Assuming you have a PC that has USB 1.1 (which is most likely), if you plug your Hi-Speed USB 2.0 peripheral into the USB 1.1 system, your system will perform at the USB 1.1 speed. You will need to update your PC either by adding in a PCI add-in card or purchasing a new MB with a discrete host controller that supports Hi-Speed USB 2.0 and installing Hi-Speed USB 2.0 drivers. If you have a 2.0 system and plug in 1.1 hubs, then each of the USB 1.1 hubs will get a full 12Mbps bandwidth.

Where can I get more info on Hi-Speed USB 2.0 in general?

The USB-IF has a website, it's www.usb.org and it is fairly easy to navigate through and get information.

What happens if I buy a Hi-Speed USB 2.0 product without the logo (above)?

The product without the logo signifies that the product has not gone through compliance testing and you may not get the performance and/or quality that the USB-IF feels is part of a USB logo program.

If Hi-Speed USB 2.0 is 40X faster, why is it that a CDRW, for example, is only 6X faster?

The 40X speed improvement is specific to the bus. What this literally means, is that the bus is no longer the bottleneck in performance. The actual performance improvement for a given product is dependent on how fast that product can run. Over time, you should see product vendors improving their products to take advantage of the 40X bus.

I have a PC that runs Windows 98, can I still use Hi-Speed USB 2.0 products?

Yes, assuming first that you install a Hi-Speed USB 2.0 add-in card and you install a Hi-Speed USB 2.0 driver.
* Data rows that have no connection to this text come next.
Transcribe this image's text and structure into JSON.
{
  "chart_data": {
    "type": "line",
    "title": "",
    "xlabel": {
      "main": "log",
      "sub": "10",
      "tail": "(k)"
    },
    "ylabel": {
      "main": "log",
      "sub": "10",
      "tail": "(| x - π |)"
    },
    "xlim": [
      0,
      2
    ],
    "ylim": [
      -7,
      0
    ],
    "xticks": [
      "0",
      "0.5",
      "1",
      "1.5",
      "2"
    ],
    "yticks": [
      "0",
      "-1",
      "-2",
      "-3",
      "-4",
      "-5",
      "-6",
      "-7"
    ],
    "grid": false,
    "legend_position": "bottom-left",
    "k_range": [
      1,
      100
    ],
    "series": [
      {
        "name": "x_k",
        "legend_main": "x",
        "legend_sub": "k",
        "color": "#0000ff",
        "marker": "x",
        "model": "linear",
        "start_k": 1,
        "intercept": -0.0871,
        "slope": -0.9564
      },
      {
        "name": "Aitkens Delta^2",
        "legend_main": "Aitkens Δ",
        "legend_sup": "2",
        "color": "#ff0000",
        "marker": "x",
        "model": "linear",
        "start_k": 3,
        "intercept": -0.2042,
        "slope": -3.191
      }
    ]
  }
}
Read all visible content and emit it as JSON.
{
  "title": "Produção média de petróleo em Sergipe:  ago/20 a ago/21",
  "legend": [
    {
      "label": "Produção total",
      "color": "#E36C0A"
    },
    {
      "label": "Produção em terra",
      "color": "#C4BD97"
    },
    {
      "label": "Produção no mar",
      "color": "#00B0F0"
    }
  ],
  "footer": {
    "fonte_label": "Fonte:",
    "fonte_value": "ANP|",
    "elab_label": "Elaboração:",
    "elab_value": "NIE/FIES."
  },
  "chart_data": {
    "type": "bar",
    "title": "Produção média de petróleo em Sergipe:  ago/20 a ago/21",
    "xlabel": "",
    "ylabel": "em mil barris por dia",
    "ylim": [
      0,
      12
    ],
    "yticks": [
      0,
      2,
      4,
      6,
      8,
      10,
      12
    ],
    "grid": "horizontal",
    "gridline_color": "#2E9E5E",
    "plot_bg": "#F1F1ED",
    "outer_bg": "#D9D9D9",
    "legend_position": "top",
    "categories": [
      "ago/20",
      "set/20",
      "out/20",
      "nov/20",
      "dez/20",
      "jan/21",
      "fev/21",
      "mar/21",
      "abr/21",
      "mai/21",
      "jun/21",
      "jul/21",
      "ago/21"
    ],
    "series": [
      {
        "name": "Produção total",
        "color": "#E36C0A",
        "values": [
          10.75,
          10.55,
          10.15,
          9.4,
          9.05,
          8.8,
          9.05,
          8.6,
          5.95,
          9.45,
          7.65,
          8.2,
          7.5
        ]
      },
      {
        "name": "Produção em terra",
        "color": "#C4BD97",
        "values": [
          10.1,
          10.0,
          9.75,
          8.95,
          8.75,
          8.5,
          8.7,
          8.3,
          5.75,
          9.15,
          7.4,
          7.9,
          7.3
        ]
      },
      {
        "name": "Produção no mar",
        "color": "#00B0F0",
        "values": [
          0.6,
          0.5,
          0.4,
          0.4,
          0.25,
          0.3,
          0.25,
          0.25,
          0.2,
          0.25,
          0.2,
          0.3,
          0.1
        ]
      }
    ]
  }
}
Since Microsoft is only developing drivers for Windows XP and 2000 (and possibly ME), you will have to use a 3rd party vendor's drivers. In most cases, if you upgrade your PC with an add-in card, it will come with a Hi-Speed USB 2.0 driver install CD, that covers 98, 98SE, and ME.

How many devices can be connected to one host?
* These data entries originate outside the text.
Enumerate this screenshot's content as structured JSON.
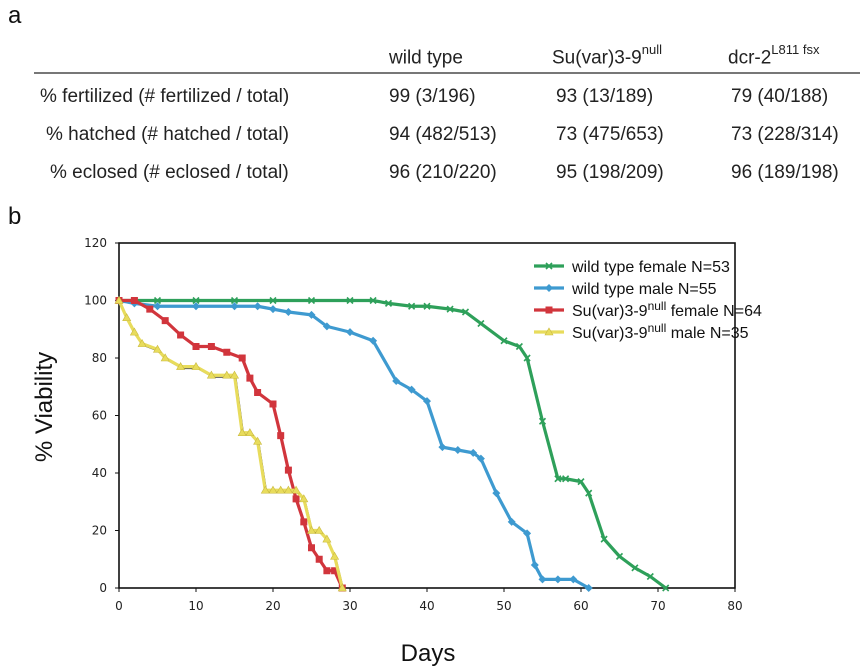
{
  "panel_a_label": "a",
  "panel_b_label": "b",
  "table": {
    "columns": [
      {
        "base": "wild type",
        "sup": ""
      },
      {
        "base": "Su(var)3-9",
        "sup": "null"
      },
      {
        "base": "dcr-2",
        "sup": "L811 fsx"
      }
    ],
    "rows": [
      {
        "label": "% fertilized (# fertilized / total)",
        "cells": [
          "99 (3/196)",
          "93 (13/189)",
          "79 (40/188)"
        ]
      },
      {
        "label": "% hatched (# hatched / total)",
        "cells": [
          "94 (482/513)",
          "73 (475/653)",
          "73 (228/314)"
        ]
      },
      {
        "label": "% eclosed (# eclosed / total)",
        "cells": [
          "96 (210/220)",
          "95 (198/209)",
          "96 (189/198)"
        ]
      }
    ]
  },
  "chart_data": {
    "type": "line",
    "xlabel": "Days",
    "ylabel": "% Viability",
    "xlim": [
      0,
      80
    ],
    "ylim": [
      0,
      120
    ],
    "xticks": [
      "0",
      "10",
      "20",
      "30",
      "40",
      "50",
      "60",
      "70",
      "80"
    ],
    "yticks": [
      "0",
      "20",
      "40",
      "60",
      "80",
      "100",
      "120"
    ],
    "grid": false,
    "legend_position": "top-right",
    "series": [
      {
        "name": "wild type female  N=53",
        "legend_base": "wild type female  N=53",
        "legend_sup": "",
        "legend_tail": "",
        "color": "#2ea05a",
        "marker": "x",
        "x": [
          0,
          2,
          5,
          10,
          15,
          20,
          25,
          30,
          33,
          35,
          38,
          40,
          43,
          45,
          47,
          50,
          52,
          53,
          55,
          57,
          58,
          60,
          61,
          63,
          65,
          67,
          69,
          71
        ],
        "y": [
          100,
          100,
          100,
          100,
          100,
          100,
          100,
          100,
          100,
          99,
          98,
          98,
          97,
          96,
          92,
          86,
          84,
          80,
          58,
          38,
          38,
          37,
          33,
          17,
          11,
          7,
          4,
          0
        ]
      },
      {
        "name": "wild type male  N=55",
        "legend_base": "wild type male  N=55",
        "legend_sup": "",
        "legend_tail": "",
        "color": "#3e9ad0",
        "marker": "diamond",
        "x": [
          0,
          2,
          5,
          10,
          15,
          18,
          20,
          22,
          25,
          27,
          30,
          33,
          36,
          38,
          40,
          42,
          44,
          46,
          47,
          49,
          51,
          53,
          54,
          55,
          57,
          59,
          61
        ],
        "y": [
          100,
          99,
          98,
          98,
          98,
          98,
          97,
          96,
          95,
          91,
          89,
          86,
          72,
          69,
          65,
          49,
          48,
          47,
          45,
          33,
          23,
          19,
          8,
          3,
          3,
          3,
          0
        ]
      },
      {
        "name": "Su(var)3-9null female  N=64",
        "legend_base": "Su(var)3-9",
        "legend_sup": "null",
        "legend_tail": " female  N=64",
        "color": "#d1353c",
        "marker": "square",
        "x": [
          0,
          2,
          4,
          6,
          8,
          10,
          12,
          14,
          16,
          17,
          18,
          20,
          21,
          22,
          23,
          24,
          25,
          26,
          27,
          28,
          29
        ],
        "y": [
          100,
          100,
          97,
          93,
          88,
          84,
          84,
          82,
          80,
          73,
          68,
          64,
          53,
          41,
          31,
          23,
          14,
          10,
          6,
          6,
          0
        ]
      },
      {
        "name": "Su(var)3-9null male  N=35",
        "legend_base": "Su(var)3-9",
        "legend_sup": "null",
        "legend_tail": " male  N=35",
        "color": "#e8dc5c",
        "marker": "triangle",
        "x": [
          0,
          1,
          2,
          3,
          5,
          6,
          8,
          10,
          12,
          14,
          15,
          16,
          17,
          18,
          19,
          20,
          21,
          22,
          23,
          24,
          25,
          26,
          27,
          28,
          29
        ],
        "y": [
          100,
          94,
          89,
          85,
          83,
          80,
          77,
          77,
          74,
          74,
          74,
          54,
          54,
          51,
          34,
          34,
          34,
          34,
          34,
          31,
          20,
          20,
          17,
          11,
          0
        ]
      }
    ]
  }
}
You may connect up to 127 devices to a single host, by specification. I'm not sure that 127 devices in reality is practical.

What do I need to use a USB 2.0 device?

The requirement is similar to that of USB 1.1, but all components will have to be USB 2.0 compliant. A successful USB 2.0 connection requires a USB 2.0 host controller card, a USB 2.0 driver and a USB 2.0 peripheral.

How far away from a host can a peripheral be located?

The maximum cable length is 5 meters. Anything longer starts to cause problems due to propagation delays.